Leilani had always been compassionate, always concerned with the feelings of others. And Luke could see the grief and worry etched on her face.
He reached across the table and placed his hand on hers. “You can’t get personally involved like this. It’ll drag you under if you let it.”
Luke’s touch sent a shiver of heat up Leilani’s arm, and she nearly bolted. But before she could pull away or argue about her decision to get involved with Carrie or anyone else who reached out to her, Luke’s name blasted over the intercom.
“Dr. Wynter, dial zero-five-six. Dr. Wynter, dial zero-five-six.”
“Excuse me.” He stood, then picked up his tray. “I need to take that.”
Leilani watched him go, watched the way he swaggered out of the cafeteria with confidence and pride.
Just seeing him again had resurrected memories of what they’d once had and lost. What he’d thrown away by being negligent and acting carelessly.
When Kami died, she’d written Luke off as a delinquent, a lost soul. She now realized she’d been wrong. He’d managed to make something out of himself and earn a medical degree to boot. She ought to be happy for him, she supposed. And in a way, she was.
But that opened a whole new can of worms—night crawlers and squirmy critters sure to complicate her life and that of her son.
Seeing him again was a complication in itself, she supposed. A reminder of the secret she’d kept.
Danny had Leilani’s tan complexion, her dark hair. But he had his father’s eye color, a pretty emerald green. The shape, too. But more than that, he had Luke’s mannerisms—the charming smile, the single dimple in his cheek when he cracked a joke.
As she finished her tea and picked at the melon in her fruit cup, a group of nurses entered the cafeteria. After snagging their breakfast from the buffet, they chose a table not far from hers.
She ignored them until Luke’s name was mentioned.
“Guess who managed to get a date with Dr. Wynter last week,” a pudgy blonde said.
“Who?” the group chimed in harmony.
“Tori Claypool.”
“From the blood bank? How’d she do that?”
“Your guess is as good as mine. But apparently we’re not the only ones eager to find out why he was nicknamed Hot Lips.”

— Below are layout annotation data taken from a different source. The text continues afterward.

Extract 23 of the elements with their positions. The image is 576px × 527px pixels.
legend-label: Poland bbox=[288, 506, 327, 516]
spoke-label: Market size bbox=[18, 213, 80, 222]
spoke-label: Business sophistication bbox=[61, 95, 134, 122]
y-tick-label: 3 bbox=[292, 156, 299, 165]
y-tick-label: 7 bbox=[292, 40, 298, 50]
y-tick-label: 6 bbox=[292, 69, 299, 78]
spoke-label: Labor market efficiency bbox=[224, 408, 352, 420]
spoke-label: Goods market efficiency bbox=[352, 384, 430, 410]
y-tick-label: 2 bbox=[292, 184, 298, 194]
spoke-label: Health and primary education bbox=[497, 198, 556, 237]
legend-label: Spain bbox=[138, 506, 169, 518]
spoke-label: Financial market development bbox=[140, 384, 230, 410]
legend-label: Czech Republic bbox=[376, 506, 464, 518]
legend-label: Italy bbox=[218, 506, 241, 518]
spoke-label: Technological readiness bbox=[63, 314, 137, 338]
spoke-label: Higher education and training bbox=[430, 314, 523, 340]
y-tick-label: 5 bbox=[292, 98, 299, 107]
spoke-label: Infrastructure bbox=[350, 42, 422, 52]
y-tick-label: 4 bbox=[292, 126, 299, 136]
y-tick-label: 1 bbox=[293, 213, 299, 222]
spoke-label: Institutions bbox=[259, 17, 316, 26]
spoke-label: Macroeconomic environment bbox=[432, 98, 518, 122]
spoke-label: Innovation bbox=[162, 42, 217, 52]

“You’d better be careful,” the blonde said. “You wouldn’t want to slip and call him that to his face. He doesn’t seem to have a sense of humor when he’s on duty, and I think Marge-the-Sarge is the only one who can get away with teasing him without making him angry.”
“It’s too bad he works nights and so many weekends,” a redhead added. “That’s so limiting to a relationship.”
“If you’re talking about concerts and evening activities,” the blonde said, “I’d be happy to spend a quiet afternoon at his place and show him the true meaning of a cheap date.”
Obviously, Dr. Luke Wynter was not only the resident E.R. doctor, but the resident heartthrob as well.
When Leilani had been in high school and had been dating Luke, she’d heard similar conversations in the girls’ locker room. She could understand why it would bother her then. But for some reason, she found a pang of jealousy even more unsettling now.